Bukti ini diperkuat melalui Putusan Pengadilan Negeri Poso Nomor 154/Pdt.G/2022/PN Poso, yang mengakui eksistensi dokumen pusaka dan sejarah penguasaan tanah oleh keluarga Raja Bungku.

Meskipun putusan tersebut tidak secara eksplisit menetapkan kepemilikan, hakim menyatakan bukti dan asal-usul tanah itu sah secara historis dan faktual.

Wilayah Administrasi Bukan Alasan untuk Menjual Sejarah

Para kepala desa berdalih bahwa lahan tersebut berada dalam wilayah administrasi mereka, sehingga dianggap sebagai hak masyarakat desa. Padahal, wilayah administrasi tidak sama dengan kepemilikan tanah.

Dalam Pasal 76 ayat (1) UU Desa, pemerintah desa hanya berwenang mengelola aset yang berasal dari hak asal-usulnya sendiri, bukan tanah pihak lain. Artinya, penerbitan SKT atas tanah ulayat adalah bentuk penyalahgunaan wewenang dan penyesatan hukum.

Keluarga Besar Raja Bungku XI Serukan Klarifikasi Resmi

Keluarga besar Raja Bungku XI mendesak Pemerintah Kabupaten Morowali untuk menertibkan seluruh penerbitan SKT di tiga desa tersebut dan membentuk tim verifikasi asal-usul tanah bersama ATR/BPN dan pihak keluarga.

BACA JUGA:  Kisah Seorang Ex Napi yang Pernah Terluka Karena Membela Kepentingan Rakyat

“Kami tidak menolak pembangunan, tapi jangan menginjak sejarah.

Jangan jadikan jabatan kepala desa sebagai tiket untuk memperjualbelikan warisan leluhur kami,” ujar Hj. Fauziah dengan nada tegas namun berwibawa.

Pemerintah Diminta Bertindak, Jangan Jadi Penonton

Dalam situasi ini, Bupati Morowali didesak agar segera turun tangan. Pasal 18B ayat (2) UUD 1945 menegaskan bahwa negara wajib mengakui dan melindungi hak-hak masyarakat hukum adat. Jika pemerintah daerah membiarkan, maka sama saja dengan mengabaikan amanat konstitusi.

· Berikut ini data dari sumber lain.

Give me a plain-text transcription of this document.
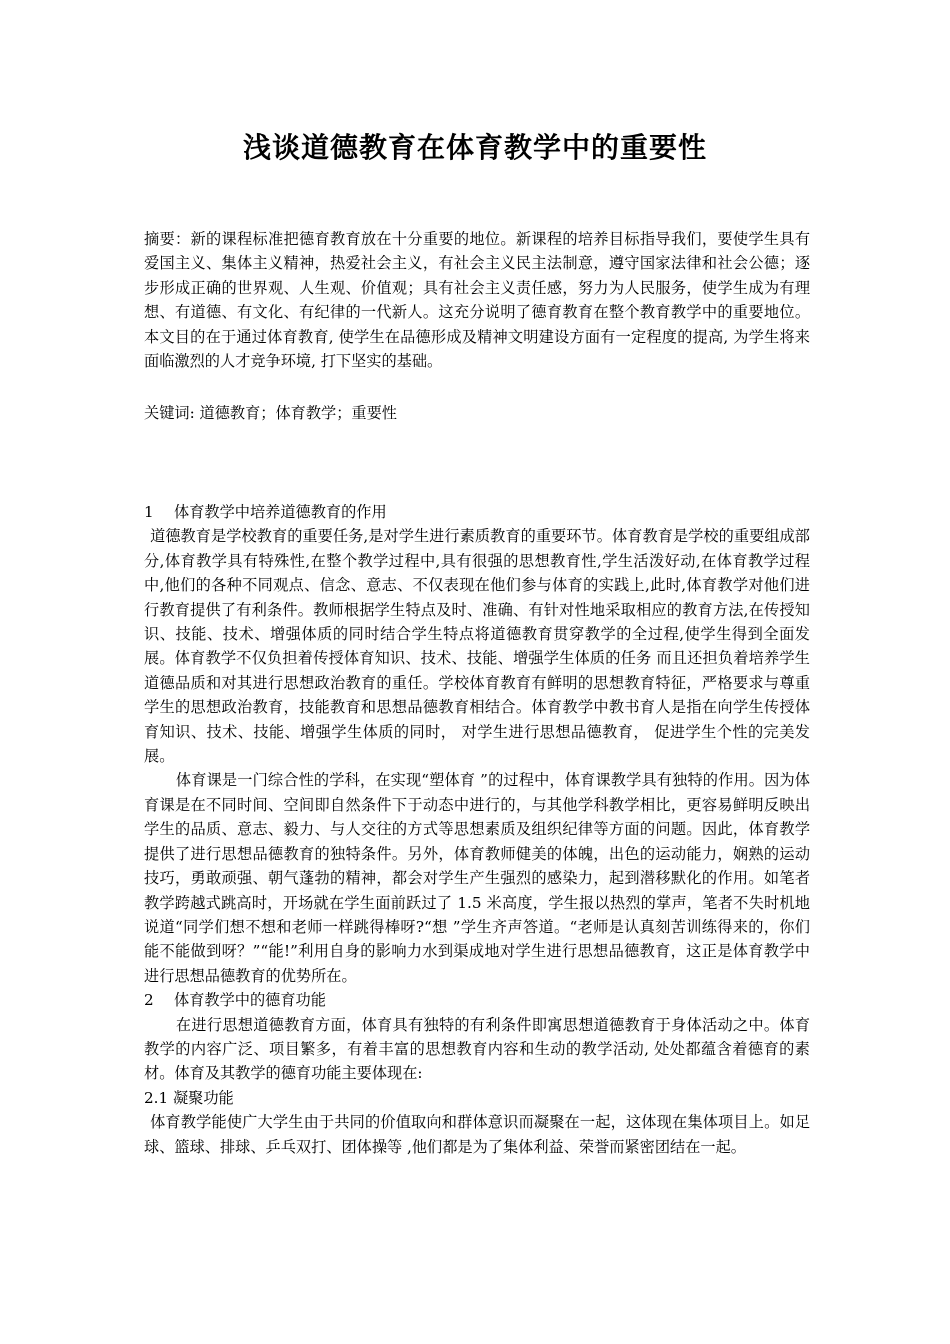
浅谈道德教育在体育教学中的重要性

摘要：新的课程标准把德育教育放在十分重要的地位。新课程的培养目标指导我们，要使学生具有爱国主义、集体主义精神，热爱社会主义，有社会主义民主法制意，遵守国家法律和社会公德；逐步形成正确的世界观、人生观、价值观；具有社会主义责任感，努力为人民服务，使学生成为有理想、有道德、有文化、有纪律的一代新人。这充分说明了德育教育在整个教育教学中的重要地位。本文目的在于通过体育教育, 使学生在品德形成及精神文明建设方面有一定程度的提高, 为学生将来面临激烈的人才竞争环境, 打下坚实的基础。

关键词: 道德教育；体育教学；重要性

1 体育教学中培养道德教育的作用

道德教育是学校教育的重要任务,是对学生进行素质教育的重要环节。体育教育是学校的重要组成部分,体育教学具有特殊性,在整个教学过程中,具有很强的思想教育性,学生活泼好动,在体育教学过程中,他们的各种不同观点、信念、意志、不仅表现在他们参与体育的实践上,此时,体育教学对他们进行教育提供了有利条件。教师根据学生特点及时、准确、有针对性地采取相应的教育方法,在传授知识、技能、技术、增强体质的同时结合学生特点将道德教育贯穿教学的全过程,使学生得到全面发展。体育教学不仅负担着传授体育知识、技术、技能、增强学生体质的任务 而且还担负着培养学生道德品质和对其进行思想政治教育的重任。学校体育教育有鲜明的思想教育特征，严格要求与尊重学生的思想政治教育，技能教育和思想品德教育相结合。体育教学中教书育人是指在向学生传授体育知识、技术、技能、增强学生体质的同时， 对学生进行思想品德教育， 促进学生个性的完美发展。

体育课是一门综合性的学科，在实现“塑体育 ”的过程中，体育课教学具有独特的作用。因为体育课是在不同时间、空间即自然条件下于动态中进行的，与其他学科教学相比，更容易鲜明反映出学生的品质、意志、毅力、与人交往的方式等思想素质及组织纪律等方面的问题。因此，体育教学提供了进行思想品德教育的独特条件。另外，体育教师健美的体魄，出色的运动能力，娴熟的运动技巧，勇敢顽强、朝气蓬勃的精神，都会对学生产生强烈的感染力，起到潜移默化的作用。如笔者教学跨越式跳高时，开场就在学生面前跃过了 1.5 米高度，学生报以热烈的掌声，笔者不失时机地说道“同学们想不想和老师一样跳得棒呀?“想 ”学生齐声答道。“老师是认真刻苦训练得来的，你们能不能做到呀？”“能!”利用自身的影响力水到渠成地对学生进行思想品德教育，这正是体育教学中进行思想品德教育的优势所在。

2 体育教学中的德育功能

在进行思想道德教育方面，体育具有独特的有利条件即寓思想道德教育于身体活动之中。体育教学的内容广泛、项目繁多，有着丰富的思想教育内容和生动的教学活动, 处处都蕴含着德育的素材。体育及其教学的德育功能主要体现在:

2.1 凝聚功能

体育教学能使广大学生由于共同的价值取向和群体意识而凝聚在一起，这体现在集体项目上。如足球、篮球、排球、乒乓双打、团体操等 ,他们都是为了集体利益、荣誉而紧密团结在一起。
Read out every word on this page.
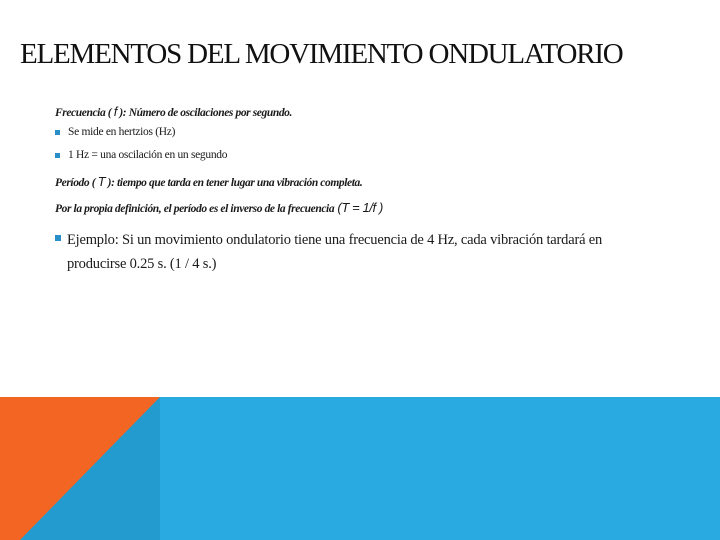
ELEMENTOS DEL MOVIMIENTO ONDULATORIO
Frecuencia ( f ): Número de oscilaciones por segundo.
Se mide en hertzios (Hz)
1 Hz = una oscilación en un segundo
Período ( T ): tiempo que tarda en tener lugar una vibración completa.
Por la propia definición, el período es el inverso de la frecuencia (T = 1/f )
Ejemplo: Si un movimiento ondulatorio tiene una frecuencia de 4 Hz, cada vibración tardará en
producirse 0.25 s. (1 / 4 s.)
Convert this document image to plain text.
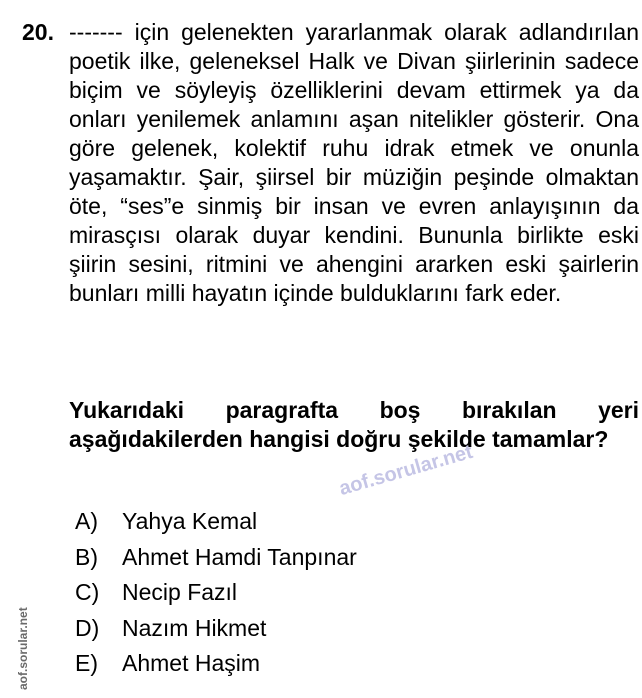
20. ------- için gelenekten yararlanmak olarak adlandırılan poetik ilke, geleneksel Halk ve Divan şiirlerinin sadece biçim ve söyleyiş özelliklerini devam ettirmek ya da onları yenilemek anlamını aşan nitelikler gösterir. Ona göre gelenek, kolektif ruhu idrak etmek ve onunla yaşamaktır. Şair, şiirsel bir müziğin peşinde olmaktan öte, “ses”e sinmiş bir insan ve evren anlayışının da mirasçısı olarak duyar kendini. Bununla birlikte eski şiirin sesini, ritmini ve ahengini ararken eski şairlerin bunları milli hayatın içinde bulduklarını fark eder.
Yukarıdaki paragrafta boş bırakılan yeri aşağıdakilerden hangisi doğru şekilde tamamlar?
A) Yahya Kemal
B) Ahmet Hamdi Tanpınar
C) Necip Fazıl
D) Nazım Hikmet
E) Ahmet Haşim
aof.sorular.net
aof.sorular.net
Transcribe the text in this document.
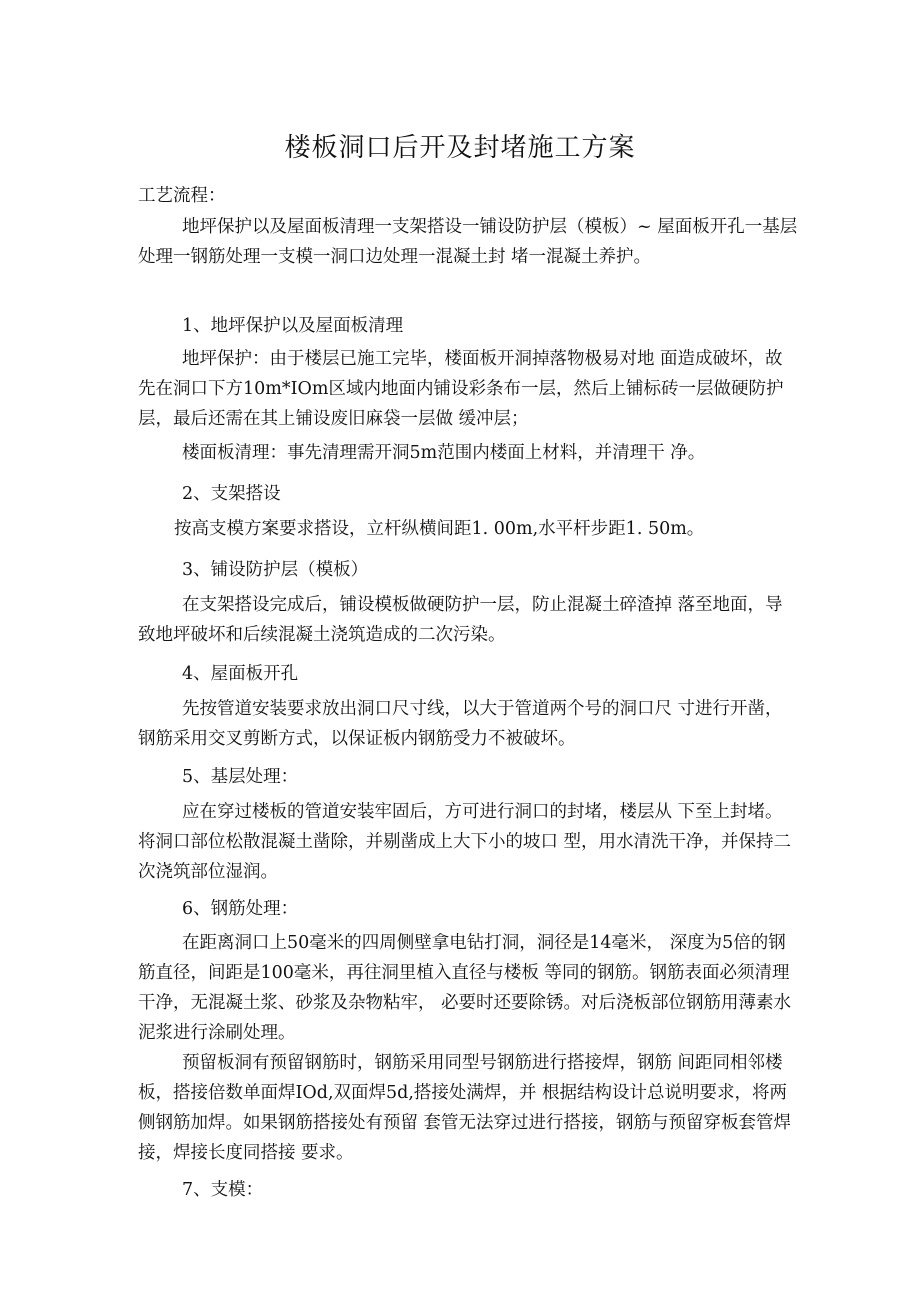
楼板洞口后开及封堵施工方案
工艺流程：

地坪保护以及屋面板清理一支架搭设一铺设防护层（模板）~ 屋面板开孔一基层处理一钢筋处理一支模一洞口边处理一混凝土封 堵一混凝土养护。

1、地坪保护以及屋面板清理

地坪保护：由于楼层已施工完毕，楼面板开洞掉落物极易对地 面造成破坏，故先在洞口下方10m*IOm区域内地面内铺设彩条布一层，然后上铺标砖一层做硬防护层，最后还需在其上铺设废旧麻袋一层做 缓冲层；

楼面板清理：事先清理需开洞5m范围内楼面上材料，并清理干 净。

2、支架搭设

按高支模方案要求搭设，立杆纵横间距1. 00m,水平杆步距1. 50m。

3、铺设防护层（模板）

在支架搭设完成后，铺设模板做硬防护一层，防止混凝土碎渣掉 落至地面，导致地坪破坏和后续混凝土浇筑造成的二次污染。

4、屋面板开孔

先按管道安装要求放出洞口尺寸线，以大于管道两个号的洞口尺 寸进行开凿，钢筋采用交叉剪断方式，以保证板内钢筋受力不被破坏。

5、基层处理：

应在穿过楼板的管道安装牢固后，方可进行洞口的封堵，楼层从 下至上封堵。将洞口部位松散混凝土凿除，并剔凿成上大下小的坡口 型，用水清洗干净，并保持二次浇筑部位湿润。

6、钢筋处理：

在距离洞口上50毫米的四周侧壁拿电钻打洞，洞径是14毫米， 深度为5倍的钢筋直径，间距是100毫米，再往洞里植入直径与楼板 等同的钢筋。钢筋表面必须清理干净，无混凝土浆、砂浆及杂物粘牢， 必要时还要除锈。对后浇板部位钢筋用薄素水泥浆进行涂刷处理。

预留板洞有预留钢筋时，钢筋采用同型号钢筋进行搭接焊，钢筋 间距同相邻楼板，搭接倍数单面焊IOd,双面焊5d,搭接处满焊，并 根据结构设计总说明要求，将两侧钢筋加焊。如果钢筋搭接处有预留 套管无法穿过进行搭接，钢筋与预留穿板套管焊接，焊接长度同搭接 要求。

7、支模：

“Ketika kepala desa menjual tanah ulayat dengan dalih administrasi, itu bukan lagi kebijakan — itu pelanggaran,” ujar salah satu aktivis hukum lingkungan kepada media Berkabar.co.

Tanah Bukan Sekadar Lahan, Tapi Warisan Martabat

Tanah ulayat bukan hanya sumber penghidupan, tetapi juga simbol martabat dan identitas.

Keluarga besar Raja Bungku meyakini, selama sejarah masih diingat, hak itu tidak akan pernah hilang.

Karena hukum boleh ditunda, tapi kebenaran tidak bisa dibungkam.

Catatan Redaksi :

Semua data hukum dalam laporan ini diverifikasi melalui dokumen pusaka tahun 1931, surat pajak (SIMANA BOETAJA_TANAE) tahun 1941-1942, surat pernyataan Najamuddin (mantan desa Siumbatu) tahun 2008, surat keterangan Nusu Lottong (Mantan Kepala Desa Dampala) tahun 2006, surat keterangan ahli waris Kemenag Morowali, serta putusan PN Poso Nomor 154/Pdt.G/2022/PN Poso.

Media Berkabar.co Tetap membuka ruang klarifikasi kepada pemerintah desa dan pihak perusahaan Terkait, mengenai isi pemberitaan Tersebut.